Even though the MIT Commute Survey contains very detailed information on travel habits, many of the drawbacks of this modeling effort actually relate to a lack of detailed information on certain aspects of commute behavior among community members. For example, the model assumed that commuters make direct trips to and from home. In reality, trip chaining is quite prevalent and reduces the number of commuters that can reasonably rideshare. Additionally, intra-week schedule variability is quite common. Commuters may modify their departure times throughout the week based on various home or work commitments. The MIT survey was not sufficiently detailed enough to answer questions about intra-week variability; it only asked for arrival and departures times to/from campus on “a typical day”. Further, this analysis has focused exclusively on a single, large institution. In many ways, MIT’s physical location, community size and transport options are unique. While the results are important for MIT, they may not necessarily transfer to other subsets of the MIT community that did not complete the survey, or to other institutions. In order to gain a better understanding of rideshare potential and relative importance of trip characteristics and human attitudes, similar modeling efforts with organizations of different sizes and in different geographic locations would be desirable.
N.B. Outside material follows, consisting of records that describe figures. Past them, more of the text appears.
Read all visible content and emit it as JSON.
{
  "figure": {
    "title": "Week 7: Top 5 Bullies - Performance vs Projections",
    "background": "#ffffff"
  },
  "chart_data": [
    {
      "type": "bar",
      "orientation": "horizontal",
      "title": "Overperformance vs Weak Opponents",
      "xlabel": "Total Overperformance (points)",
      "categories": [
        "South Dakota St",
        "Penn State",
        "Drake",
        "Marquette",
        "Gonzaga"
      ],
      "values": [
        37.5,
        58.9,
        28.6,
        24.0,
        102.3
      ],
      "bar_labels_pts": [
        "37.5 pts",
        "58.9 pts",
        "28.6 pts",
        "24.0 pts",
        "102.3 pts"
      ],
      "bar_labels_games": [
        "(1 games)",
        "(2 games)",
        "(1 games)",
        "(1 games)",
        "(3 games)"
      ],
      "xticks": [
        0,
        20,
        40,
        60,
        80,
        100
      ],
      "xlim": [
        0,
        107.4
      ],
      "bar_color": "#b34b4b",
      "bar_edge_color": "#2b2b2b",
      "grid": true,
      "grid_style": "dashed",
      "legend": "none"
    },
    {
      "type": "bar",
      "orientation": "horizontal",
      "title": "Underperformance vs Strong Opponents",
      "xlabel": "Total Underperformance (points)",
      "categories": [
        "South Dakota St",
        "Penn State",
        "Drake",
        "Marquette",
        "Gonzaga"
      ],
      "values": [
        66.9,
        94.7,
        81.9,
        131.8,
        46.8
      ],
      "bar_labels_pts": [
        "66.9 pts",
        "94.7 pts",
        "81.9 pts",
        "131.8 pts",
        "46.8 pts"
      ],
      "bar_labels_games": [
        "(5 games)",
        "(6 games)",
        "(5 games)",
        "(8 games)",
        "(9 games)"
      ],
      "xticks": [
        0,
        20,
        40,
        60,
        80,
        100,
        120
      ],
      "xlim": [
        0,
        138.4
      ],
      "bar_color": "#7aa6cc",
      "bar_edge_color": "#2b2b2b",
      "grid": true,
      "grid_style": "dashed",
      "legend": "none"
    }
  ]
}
Last modified on 2010-08-31 16:23:04 GMT.
The substantial difference in modeled rideshare potential and the observed level of ridesharing suggests that human preferences, or attitudes, appear to be a much larger barrier to increased rideshare participation than incompatible trip characteristics.
The high level of rideshare potential within the MIT community suggests that policy makers may want to target large organizations for increased rideshare participation. Large organizations have some key characteristics that make them amenable to rideshare promotion including a large ‘social network’ of employees that are likely to know one and other (thereby reducing safety concerns), a common destination (making the matching process simpler & increasing match rates), the ability to offer benefits deemed valuable to employees (such as reduced parking costs and flextime), and the legitimacy to gather large amounts of personal travel information from employees.
Large organizations that have detailed travel information also have the ability to engage employees in customized travel planning. Providing highly tailored travel information, such as the variety of travel modes available to a specific employee, and/or the number of fellow employees that they could potentially rideshare with, allows firms to provide an unconventional benefit while simultaneously encouraging changes in travel behavior.